QUT-led research on the interaction between prostate cancer cells and the tumour microenvironment has shed more light on the propensity of some types of prostate cancer to metastasize to bone more readily than other types.
- Microenvironment surrounding primary prostate cancer tumour driver of growth and spread
- Study compared microenvironment influence on metastasis in aggressive and less aggressive cancer types
- Microenvironment in less aggressive prostate cancer appeared to enhance tumour growth and metastasis
The international team led by Dr Jacqui McGovern, from the QUT Centre for Biomedical Technologies, used tissue engineering and regenerative medicine principles to create primary tumours with their microenvironment and humanized bone as a metastatic site for prostate cancer cells to spread to.
They used two types of prostate cancer cell lines - one that is sensitive to male hormones (androgens) (LNCaP) and the other, a more aggressive type (PC-3), which is non-sensitive to androgens.
“We found that the tumour microenvironment influences the spread of cancer to bone and visceral organs in a manner specific to the cells with low (LNCaP) and high (PC-3) metastatic potential,” said Dr McGovern, from the QUT School of Biomedical Sciences.
“Our aim was to study the interaction of cancer cells and the bone metastatic microenvironment to better understand the complex interactions between them.
“We know the primary tumour’s microenvironment is an agent for prostate cancer development, growth, progress and metastasis but because the tumour microenvironment is complex and multifaceted it is difficult to delineate the roles of its specific components.”
Dr McGovern said the team engineered primary prostate tumours in a mouse model using two critical prostate cancer tumour microenvironment cell types – fibroblasts and microvascular endothelial cells – which have been implicated in directly contributing to prostate cancer metastasis.
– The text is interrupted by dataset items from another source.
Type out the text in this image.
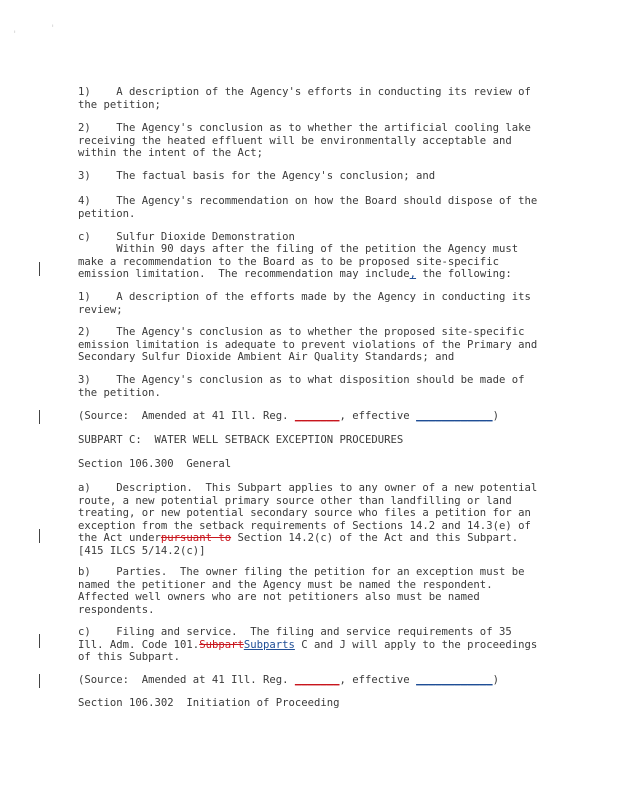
'
'
1)    A description of the Agency's efforts in conducting its review of the petition;
2)    The Agency's conclusion as to whether the artificial cooling lake receiving the heated effluent will be environmentally acceptable and within the intent of the Act;
3)    The factual basis for the Agency's conclusion; and
4)    The Agency's recommendation on how the Board should dispose of the petition.
c)    Sulfur Dioxide Demonstration
Within 90 days after the filing of the petition the Agency must make a recommendation to the Board as to be proposed site-specific emission limitation.  The recommendation may include, the following:
1)    A description of the efforts made by the Agency in conducting its review;
2)    The Agency's conclusion as to whether the proposed site-specific emission limitation is adequate to prevent violations of the Primary and Secondary Sulfur Dioxide Ambient Air Quality Standards; and
3)    The Agency's conclusion as to what disposition should be made of the petition.
(Source:  Amended at 41 Ill. Reg. _______, effective ____________)
SUBPART C:  WATER WELL SETBACK EXCEPTION PROCEDURES
Section 106.300  General
a)    Description.  This Subpart applies to any owner of a new potential route, a new potential primary source other than landfilling or land treating, or new potential secondary source who files a petition for an exception from the setback requirements of Sections 14.2 and 14.3(e) of the Act underpursuant to Section 14.2(c) of the Act and this Subpart. [415 ILCS 5/14.2(c)]
b)    Parties.  The owner filing the petition for an exception must be named the petitioner and the Agency must be named the respondent. Affected well owners who are not petitioners also must be named respondents.
c)    Filing and service.  The filing and service requirements of 35 Ill. Adm. Code 101.SubpartSubparts C and J will apply to the proceedings of this Subpart.
(Source:  Amended at 41 Ill. Reg. _______, effective ____________)
Section 106.302  Initiation of Proceeding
“Both the LNCaP and PC-3-derived primary prostate tumours containing these critical cells type developed and metastasized over a 10-11-week period,” she said.
“Interestingly, the humanized tumour microenvironment showed a trend to decrease metastasis of the more aggressive PC-3 cells to humanized bone but did not influence metastasis to the mouse bones or visceral organs.
“In contrast, the LNCaP primary tumour microenvironment actually enhanced tumour growth and bone metastasis.
“These results uncover a potential new role of the tumour microenvironment in prostate cancer’s tendency to metastasise to bone which warrants further investigation.
“However, we are only at the beginning of exploring how the signalling processes between cancer cells and the microenvironment can structure tumour cell communities.”
A humanized orthotopic tumor microenvironment alters the bone metastatic tropism of prostate cancer cells is published in Nature Communications Biology.